Species of flowering plant

Mertensia sibirica, commonly known as Japanese bluebells or Siberian bluebells, is a species of flowering plant belonging to the family Boraginaceae. Originally discovered by Carolus Linnaeus, who named it Pulmonaria sibirica, this plant is found, as its name implies, in Eastern Siberia and northern China. After review of the plant's morphology, its taxonomic position was changed to Mertensia sibirica by botanist and plant collector George Don, who put forth the notion of the change, which was eventually accepted, most likely due to the striking resemblance to the related species in the Americas like Mertensia virginica, or Virginia bluebells.

==Description==
The Japanese bluebell is a nectariferous and herbaceous perennial plant with smooth, elliptical or simple, entire, heart-shaped leaves that grow up to 8 x 5 in and have blue-green coloration.
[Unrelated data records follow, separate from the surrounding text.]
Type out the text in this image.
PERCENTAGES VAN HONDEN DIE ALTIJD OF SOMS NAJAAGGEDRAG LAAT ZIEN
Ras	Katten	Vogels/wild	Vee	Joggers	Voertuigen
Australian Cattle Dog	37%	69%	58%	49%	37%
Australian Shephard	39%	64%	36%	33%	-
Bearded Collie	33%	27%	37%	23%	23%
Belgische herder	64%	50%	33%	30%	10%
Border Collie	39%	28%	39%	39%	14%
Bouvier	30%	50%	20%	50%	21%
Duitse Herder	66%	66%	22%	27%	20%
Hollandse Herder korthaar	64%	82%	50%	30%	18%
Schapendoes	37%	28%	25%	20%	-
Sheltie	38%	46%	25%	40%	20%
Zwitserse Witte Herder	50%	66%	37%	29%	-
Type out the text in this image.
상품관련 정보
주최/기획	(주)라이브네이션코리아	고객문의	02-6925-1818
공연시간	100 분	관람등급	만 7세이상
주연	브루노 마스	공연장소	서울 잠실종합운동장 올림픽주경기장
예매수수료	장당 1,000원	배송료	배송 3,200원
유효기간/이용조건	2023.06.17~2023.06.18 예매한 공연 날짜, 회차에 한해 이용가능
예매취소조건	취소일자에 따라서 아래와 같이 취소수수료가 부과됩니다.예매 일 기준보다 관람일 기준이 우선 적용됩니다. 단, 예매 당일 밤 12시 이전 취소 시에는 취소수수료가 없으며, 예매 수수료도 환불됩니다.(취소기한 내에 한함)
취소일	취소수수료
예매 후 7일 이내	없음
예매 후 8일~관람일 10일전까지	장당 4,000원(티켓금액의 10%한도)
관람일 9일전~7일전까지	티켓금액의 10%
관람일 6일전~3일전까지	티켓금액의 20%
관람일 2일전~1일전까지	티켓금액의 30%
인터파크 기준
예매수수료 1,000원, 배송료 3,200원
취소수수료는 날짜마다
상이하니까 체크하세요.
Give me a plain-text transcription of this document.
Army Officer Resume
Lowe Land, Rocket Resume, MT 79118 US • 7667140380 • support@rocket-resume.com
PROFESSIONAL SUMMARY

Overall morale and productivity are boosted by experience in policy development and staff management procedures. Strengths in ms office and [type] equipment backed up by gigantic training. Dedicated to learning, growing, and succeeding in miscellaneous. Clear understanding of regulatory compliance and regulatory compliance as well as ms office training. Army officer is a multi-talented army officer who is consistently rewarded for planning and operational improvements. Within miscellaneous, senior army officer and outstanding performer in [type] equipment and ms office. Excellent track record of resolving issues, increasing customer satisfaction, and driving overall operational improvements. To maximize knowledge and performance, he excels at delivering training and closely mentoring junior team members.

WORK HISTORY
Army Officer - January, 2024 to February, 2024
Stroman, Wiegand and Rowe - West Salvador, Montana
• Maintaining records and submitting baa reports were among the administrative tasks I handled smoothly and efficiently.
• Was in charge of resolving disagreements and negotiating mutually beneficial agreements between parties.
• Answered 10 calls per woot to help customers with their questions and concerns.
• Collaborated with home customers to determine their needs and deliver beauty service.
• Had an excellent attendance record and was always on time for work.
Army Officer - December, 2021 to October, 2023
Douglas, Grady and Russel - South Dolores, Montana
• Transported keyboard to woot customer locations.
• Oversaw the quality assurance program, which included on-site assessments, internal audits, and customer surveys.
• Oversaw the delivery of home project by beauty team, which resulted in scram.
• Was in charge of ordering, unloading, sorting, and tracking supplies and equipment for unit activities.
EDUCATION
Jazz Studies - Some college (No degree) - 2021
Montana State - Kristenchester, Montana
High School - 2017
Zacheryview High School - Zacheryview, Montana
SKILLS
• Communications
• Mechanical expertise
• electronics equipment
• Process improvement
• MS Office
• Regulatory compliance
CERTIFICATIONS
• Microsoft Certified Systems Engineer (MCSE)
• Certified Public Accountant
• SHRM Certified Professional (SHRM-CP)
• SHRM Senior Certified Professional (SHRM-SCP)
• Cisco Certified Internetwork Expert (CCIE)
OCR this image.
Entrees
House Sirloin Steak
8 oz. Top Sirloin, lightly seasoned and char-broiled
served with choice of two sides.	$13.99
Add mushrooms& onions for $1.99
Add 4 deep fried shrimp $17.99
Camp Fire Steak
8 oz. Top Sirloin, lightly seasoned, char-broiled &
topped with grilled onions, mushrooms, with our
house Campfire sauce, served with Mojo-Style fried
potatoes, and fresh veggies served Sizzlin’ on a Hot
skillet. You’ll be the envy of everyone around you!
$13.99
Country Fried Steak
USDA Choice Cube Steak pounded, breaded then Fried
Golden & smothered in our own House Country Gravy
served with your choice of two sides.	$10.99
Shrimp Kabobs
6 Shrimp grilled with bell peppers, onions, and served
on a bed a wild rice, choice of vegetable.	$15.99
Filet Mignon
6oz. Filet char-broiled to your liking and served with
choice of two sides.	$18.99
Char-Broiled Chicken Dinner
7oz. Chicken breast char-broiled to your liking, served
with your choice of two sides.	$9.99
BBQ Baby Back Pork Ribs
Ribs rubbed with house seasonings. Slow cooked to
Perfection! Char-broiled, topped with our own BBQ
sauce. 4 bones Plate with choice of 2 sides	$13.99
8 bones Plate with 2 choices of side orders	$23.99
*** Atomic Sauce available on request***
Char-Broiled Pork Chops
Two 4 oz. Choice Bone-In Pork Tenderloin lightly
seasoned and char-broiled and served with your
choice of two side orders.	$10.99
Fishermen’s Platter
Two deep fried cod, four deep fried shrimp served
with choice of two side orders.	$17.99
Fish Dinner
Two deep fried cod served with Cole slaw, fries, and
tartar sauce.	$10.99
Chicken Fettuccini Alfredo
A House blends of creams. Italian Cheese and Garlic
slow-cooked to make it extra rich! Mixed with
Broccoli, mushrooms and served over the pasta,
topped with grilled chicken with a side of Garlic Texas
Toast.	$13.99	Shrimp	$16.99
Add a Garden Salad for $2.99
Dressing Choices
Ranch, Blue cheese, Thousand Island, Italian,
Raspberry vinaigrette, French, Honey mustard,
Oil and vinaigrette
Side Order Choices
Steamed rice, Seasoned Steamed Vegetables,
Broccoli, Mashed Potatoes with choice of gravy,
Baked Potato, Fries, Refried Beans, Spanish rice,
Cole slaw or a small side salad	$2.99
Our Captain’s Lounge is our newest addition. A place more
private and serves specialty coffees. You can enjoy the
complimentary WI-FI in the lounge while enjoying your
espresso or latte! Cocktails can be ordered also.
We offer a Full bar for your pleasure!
Starting from the ground up, they are rhizomatous with the rhizomes transversely spreading and a singular, glabrous, sulcate stem that can grow up to 60 cm tall and only branches the inflorescences. The basal leaves are petiolate with a leaf blade that is ovate to ovate-oblong, fleshy and abaxially glaucous with convex dots, and the base of the leaves are broadly cuneate or somewhat cordate with a short acuminate apex; the lateral veins are arcuate and raised abaxially. The stem leaves are sessile, elliptic to linear-oblong with an attenuate base and an acute to acuminate apex.There are usually 2 or 3 terminal cymes that become paniculate, glabrous and few flowered along a curved rachis.The abundant, waxy flowers have a purplish-blue bell-shape, and grow up to 1 inch in length. The flowers are widely spaced with the calyx campanulate and 5-parted nearly to the base, lobes that are narrowly ovate to linear-ovate and an obtuse apex. The corolla is blue, the smooth throat appendages fold transversely, the lib is slightly shorter than the tube, the lobes are slightly spreading and broadly ovate with the margin being entire or repand, the apex being obtuse, and the veins distinct. The stamens are inserted below the appendages with strap-shaped filaments and the linear-oblong anthers are sparsely pubescent with a divergent base and an obtuse apex. The filiform style is exserted from the corolla with a discoid stigma. The nutlets are white, subreniform and slightly reticulate-wrinkled and glabrous. The entire plant can grow between 12 and 18 inches tall and has an 18 to 24 inch spread across the ground. This species does not typically tolerate full shade and does not go dormant after flowering.

==Habitat==
This rare, relict, hemicryptophyte is endemic to hillside meadows and forests in eastern Siberia and northern China. It grows in isolated locations with a special microclimate of floating warm fogs along the north-western border of its habitat, in the Lower Yenisei. Along the south-eastern border of its habitat, it grows in the forest communities of the Chikoy Range, which is located on the border between the Chita region and Buryatia. This species grows within relict taiga forests, grassy tundras, in meadows, along forest edges, pebble beaches, along streams, and on moist mountains. This peculiar species relates to its high demand for moist substrates.

==Conservation==
This taxon was not included in the IUCN red list and is not protected by law, however its natural habitat from which it is found is listed on the IUCN red list as a Category V protected landscape, for which an entire body of land is covered by an explicit natural conservation plan. This species has a lectotype designated at
the Linnean Society of London Herbarium in U.K., England, London, LINN. This species was newly introduced to the Czech Republic as a non-native species.